Mais da metade dos brasileiros vivenciaram alguma situação de insegurança alimentar no fim de 2020, segundo pesquisa da Rede Penssan. Que alternativas podem ser pensadas, a partir da agricultura familiar e da agroecologia, para o enfrentamento dessa questão e a garantia de segurança e soberania alimentar?

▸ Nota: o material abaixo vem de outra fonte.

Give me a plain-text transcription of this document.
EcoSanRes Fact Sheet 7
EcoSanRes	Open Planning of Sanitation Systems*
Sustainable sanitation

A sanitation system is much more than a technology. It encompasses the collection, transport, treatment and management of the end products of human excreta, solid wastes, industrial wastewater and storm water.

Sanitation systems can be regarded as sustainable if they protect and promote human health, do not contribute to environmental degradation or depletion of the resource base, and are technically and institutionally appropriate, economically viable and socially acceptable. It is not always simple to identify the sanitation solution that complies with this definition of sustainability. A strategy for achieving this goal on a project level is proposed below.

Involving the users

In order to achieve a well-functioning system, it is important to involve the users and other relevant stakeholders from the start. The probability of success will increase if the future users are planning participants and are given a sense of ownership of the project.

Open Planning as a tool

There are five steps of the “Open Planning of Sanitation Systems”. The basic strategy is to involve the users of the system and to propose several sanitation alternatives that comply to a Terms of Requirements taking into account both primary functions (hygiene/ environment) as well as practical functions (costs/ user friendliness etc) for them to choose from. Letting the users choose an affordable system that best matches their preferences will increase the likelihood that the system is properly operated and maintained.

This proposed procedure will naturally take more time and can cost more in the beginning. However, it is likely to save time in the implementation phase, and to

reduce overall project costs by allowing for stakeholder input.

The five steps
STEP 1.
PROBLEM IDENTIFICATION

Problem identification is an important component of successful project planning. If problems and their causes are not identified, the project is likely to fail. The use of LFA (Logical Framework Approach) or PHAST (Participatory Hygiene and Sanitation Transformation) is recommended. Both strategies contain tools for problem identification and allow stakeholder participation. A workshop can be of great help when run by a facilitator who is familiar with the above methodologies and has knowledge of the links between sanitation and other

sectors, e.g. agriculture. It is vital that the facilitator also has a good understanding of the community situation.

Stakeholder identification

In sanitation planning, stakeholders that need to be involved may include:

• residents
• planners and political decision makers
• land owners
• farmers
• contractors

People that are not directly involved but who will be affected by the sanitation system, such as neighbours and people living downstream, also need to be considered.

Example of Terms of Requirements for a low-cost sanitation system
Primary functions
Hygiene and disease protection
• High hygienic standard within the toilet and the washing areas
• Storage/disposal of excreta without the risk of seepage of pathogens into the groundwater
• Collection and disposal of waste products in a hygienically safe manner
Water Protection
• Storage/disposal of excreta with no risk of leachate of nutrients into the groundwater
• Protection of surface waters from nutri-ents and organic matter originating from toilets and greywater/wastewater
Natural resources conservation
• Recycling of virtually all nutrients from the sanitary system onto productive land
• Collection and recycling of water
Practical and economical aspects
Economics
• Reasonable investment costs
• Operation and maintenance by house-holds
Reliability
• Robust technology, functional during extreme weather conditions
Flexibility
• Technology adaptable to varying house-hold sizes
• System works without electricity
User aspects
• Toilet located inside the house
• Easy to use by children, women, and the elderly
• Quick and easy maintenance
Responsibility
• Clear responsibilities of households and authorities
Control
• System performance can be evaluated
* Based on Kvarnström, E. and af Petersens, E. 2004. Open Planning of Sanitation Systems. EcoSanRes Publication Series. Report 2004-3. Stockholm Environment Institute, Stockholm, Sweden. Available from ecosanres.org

A fome é fruto da desigualdade social do país e da falta de políticas públicas e ações para a redução das desigualdades, o que vai distanciar a população do acesso a alimento. Essa desigualdade também atinge a agricultura familiar brasileira, na medida em que ela é a responsável pela produção de alimentos que chegam à mesa dos brasileiros, como observamos nos dados oficiais do Censo Agropecuário. Enquanto a agricultura familiar e os sistemas alimentares agroecológicos não têm o devido apoio ou incentivos governamentais para se expandir, ampliar e fortalecer os canais de comercialização — e também o consumo desses alimentos —, o agronegócio, que não produz alimentos, recebe vários incentivos e políticas públicas de crédito, assistência técnica e apoio governamental para suas cadeias de produção. A gente precisa urgentemente repensar o sistema de abastecimento de alimentos no país, que precisa ser descentralizado das mãos de grandes corporações do setor de produtos alimentícios e voltar a discutir reforma agrária. Considerando que o Brasil é um dos países que mais concentra terras e que essas terras estão nas mãos do agronegócio para produção de commodities e não de alimentos, sem dúvida que a gente precisa também da reforma agrária para garantir terra e condições para a agricultura familiar seguir produzindo alimentos, bem como de políticas públicas para apoiar esses grupos, associações e cooperativas que existem no Brasil todo, e fazer com que esse alimento chegue aos consumidores. Precisamos também de um Estado democrático de direito, para garantir direitos que são fundamentais, como o direito humano à alimentação, que inclusive está previsto na Constituição brasileira.
E como o tema da soberania alimentar se relaciona à preservação ambiental?
A conservação dessas sementes tradicionais, ou crioulas, como são conhecidas — e citando o nosso caso, no Mato Grosso, das redes de trocas de sementes tradicionais —possui benefícios que vão muito além da conservação genética dessas variedades, que são centenárias e super adaptadas às condições locais de agricultura. Mas também significa autonomia dos agricultores e das agricultoras nas suas comunidades, produzindo suas próprias sementes. É um caminho muito importante para a soberania alimentar. As redes de trocas de sementes tradicionais na Baixada Cuiabana são um exemplo de conservação de espécies — desde espécies para alimentação, de sementes e mudas que são utilizadas para fins medicinais e que cumprem um papel importante na manutenção da biodiversidade desses biomas e no seu equilíbrio. Sem dúvida, soberania alimentar está muito relacionada à preservação e conservação ambiental. No caso das sementes, que são patrimônio dos povos, garantem uma autonomia sobre o que os agricultores decidem plantar ao longo do tempo, sem depender de insumos ou pacotes externos, que são considerados “tecnológicos” por essa agricultura do agronegócio.